Le Rupellien, en direct de la Rochelle, nous dit que Grangier et Gabin, ça n’a pas toujours fait des étincelles*. Et de nous proposer quand même un film de 1958 du duo Audiard/Grangier, Le Sang à la Tête, adapté d’un Simenon, qui se passe justement à La Rochelle.

Gabin y est un ancien débardeur devenu armateur : un grand bourgeois ayant épousé une jeunette, qui,  évidemment, le trompe avec un ami d’enfance, demi-sel revenu d’Afrique, qui tape dans les finances de sa mère, mareyeuse en conflit avec l’armateur Gabin.

L’intrigue, on le voit, est assez compliquée au départ, et on peine à suivre les dialogues, pas toujours très distinctement prononcés.

Le vrai bonheur est surtout de voir cette France d’antan, à coup de Tractions et d’Arondes, de chaluts dans le port de la Rochelle, et d’Ile de Ré quasi déserte.  

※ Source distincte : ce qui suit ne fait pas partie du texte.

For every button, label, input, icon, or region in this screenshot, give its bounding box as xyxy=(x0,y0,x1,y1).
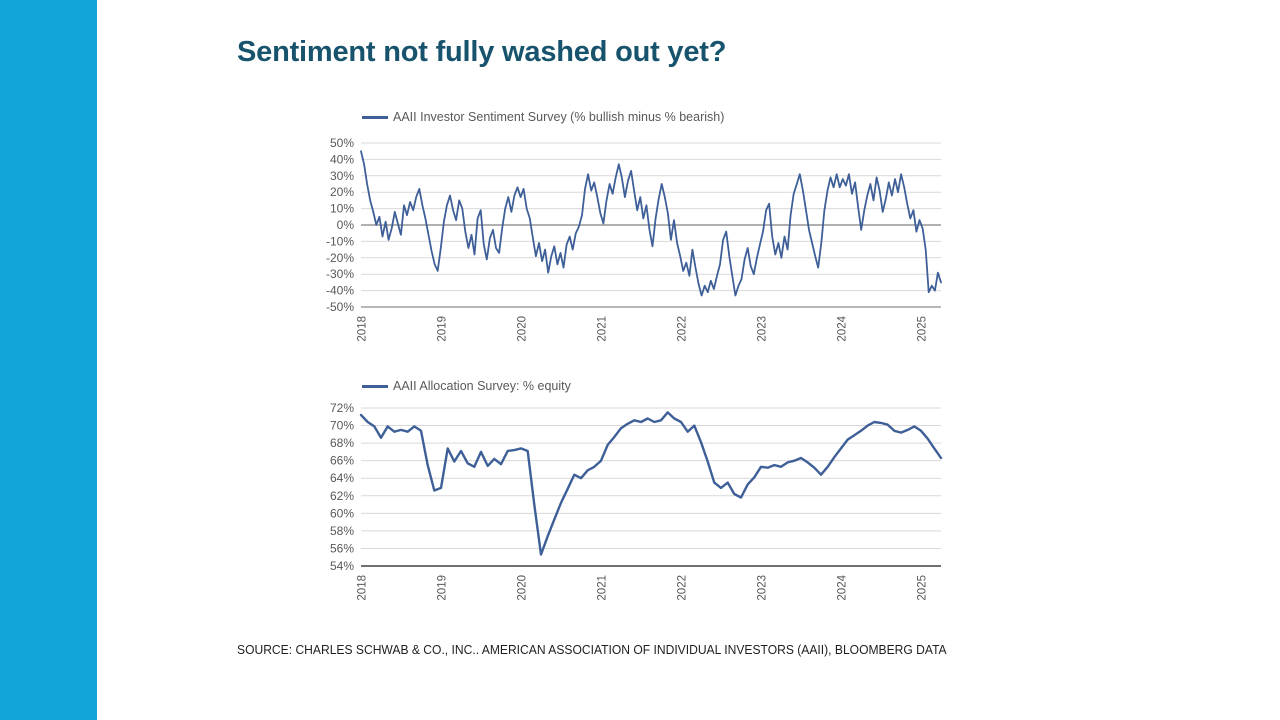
x-axis-tick-label: 2023 xyxy=(757,316,769,342)
x-axis-tick-label: 2023 xyxy=(757,575,769,601)
x-axis-tick-label: 2022 xyxy=(677,575,689,601)
source-attribution: SOURCE: CHARLES SCHWAB & CO., INC.. AMER… xyxy=(237,642,947,657)
x-axis-tick-label: 2024 xyxy=(837,315,849,341)
legend-line-swatch xyxy=(362,115,388,119)
y-axis-tick-label: 0% xyxy=(337,218,355,232)
x-axis-tick-label: 2021 xyxy=(597,575,609,601)
y-axis-tick-label: 62% xyxy=(330,489,354,503)
x-axis-tick-label: 2018 xyxy=(357,316,369,342)
legend-label: AAII Allocation Survey: % equity xyxy=(393,379,571,393)
x-axis-tick-label: 2020 xyxy=(517,316,529,342)
y-axis-tick-label: 64% xyxy=(330,471,354,485)
y-axis-tick-label: 50% xyxy=(330,136,354,150)
y-axis-tick-label: 66% xyxy=(330,454,354,468)
y-axis-tick-label: 20% xyxy=(330,185,354,199)
x-axis-tick-label: 2025 xyxy=(917,316,929,342)
y-axis-tick-label: 70% xyxy=(330,419,354,433)
y-axis-tick-label: 30% xyxy=(330,169,354,183)
legend-line-swatch xyxy=(362,384,388,388)
x-axis-tick-label: 2018 xyxy=(357,575,369,601)
x-axis-tick-label: 2024 xyxy=(837,574,849,600)
y-axis-tick-label: 58% xyxy=(330,524,354,538)
allocation-chart-legend: AAII Allocation Survey: % equity xyxy=(362,379,571,393)
y-axis-tick-label: -50% xyxy=(326,300,354,314)
x-axis-tick-label: 2020 xyxy=(517,575,529,601)
x-axis-tick-label: 2022 xyxy=(677,316,689,342)
page-title: Sentiment not fully washed out yet? xyxy=(237,36,727,68)
data-series-line xyxy=(359,411,943,556)
y-axis-tick-label: 40% xyxy=(330,152,354,166)
y-axis-tick-label: 68% xyxy=(330,436,354,450)
x-axis-tick-label: 2019 xyxy=(437,575,449,601)
allocation-line-chart: 72% 70% 68% 66% 64% 62% 60% 58% 56% 54%2018 2019 20… xyxy=(330,401,943,601)
y-axis-tick-label: 56% xyxy=(330,541,354,555)
x-axis-tick-label: 2025 xyxy=(917,575,929,601)
y-axis-tick-label: 60% xyxy=(330,506,354,520)
data-series-line xyxy=(360,150,942,297)
y-axis-tick-label: -40% xyxy=(326,284,354,298)
x-axis-tick-label: 2019 xyxy=(437,316,449,342)
y-axis-tick-label: 10% xyxy=(330,202,354,216)
legend-label: AAII Investor Sentiment Survey (% bullis… xyxy=(393,110,725,124)
y-axis-tick-label: -20% xyxy=(326,251,354,265)
y-axis-tick-label: 72% xyxy=(330,401,354,415)
y-axis-tick-label: -30% xyxy=(326,267,354,281)
accent-sidebar xyxy=(0,0,97,720)
y-axis-tick-label: -10% xyxy=(326,234,354,248)
sentiment-line-chart: 50%40%30%20%10%0%-10%-20%-30%-40%-50%201… xyxy=(326,136,942,342)
x-axis-tick-label: 2021 xyxy=(597,316,609,342)
sentiment-chart-legend: AAII Investor Sentiment Survey (% bullis… xyxy=(362,110,724,124)
y-axis-tick-label: 54% xyxy=(330,559,354,573)
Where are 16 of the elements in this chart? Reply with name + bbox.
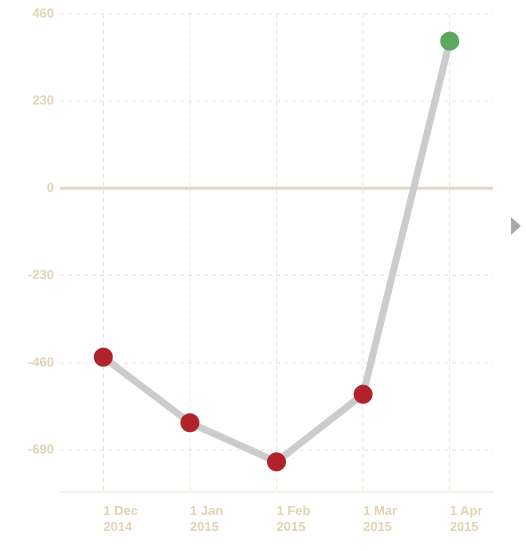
point bbox=[180, 413, 200, 432]
x-tick-label: 1 Dec 2014 bbox=[103, 503, 138, 534]
x-tick-label: 1 Feb 2015 bbox=[276, 503, 311, 534]
y-tick-label: -230 bbox=[28, 267, 54, 282]
y-tick-label: 460 bbox=[32, 5, 54, 20]
y-tick-label: -690 bbox=[28, 442, 54, 457]
point bbox=[354, 384, 373, 404]
x-tick-label: 1 Mar 2015 bbox=[363, 503, 398, 534]
x-tick-label: 1 Apr 2015 bbox=[450, 503, 482, 534]
point bbox=[94, 348, 113, 367]
point bbox=[267, 452, 286, 472]
y-tick-label: 230 bbox=[32, 92, 54, 108]
point bbox=[440, 32, 460, 51]
y-tick-label: -460 bbox=[28, 354, 54, 370]
x-tick-label: 1 Jan 2015 bbox=[190, 503, 224, 534]
y-tick-label: 0 bbox=[46, 180, 54, 195]
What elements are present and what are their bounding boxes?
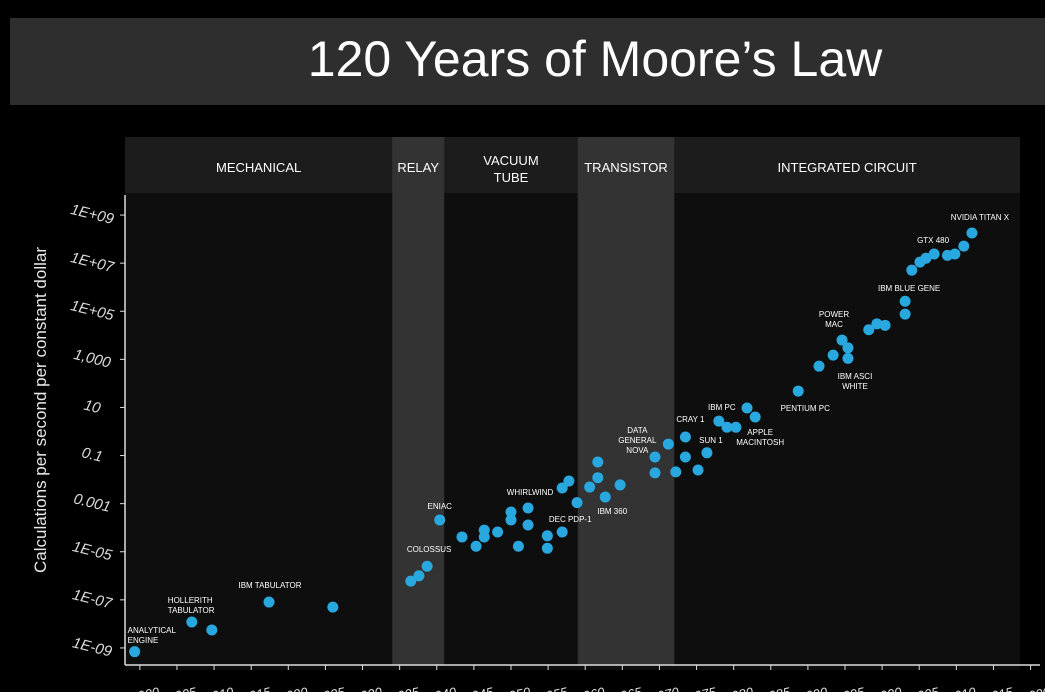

L’autre charme du film c’est Gabin à contre-emploi, cocu à la Raimu, dont Grangier filme l’humiliation de dos, dans son pardessus en flanelle.

On attend le crime, la violence, mais elle ne viendra pas. C’est un peu la défaite du film, un contre-casting qui n’ose pas aller au bout de ses convictions, et pousser Gabin dans cette humiliation.

Audiard d’ailleurs rend les armes en fin de film en offrant à l’armateur cocu des gabinades qui vont constituer l’essentiel de la carrière de l’acteur après-guerre. Une fin morale comme il les aime, mais qui, personnellement, nous casse les couilles.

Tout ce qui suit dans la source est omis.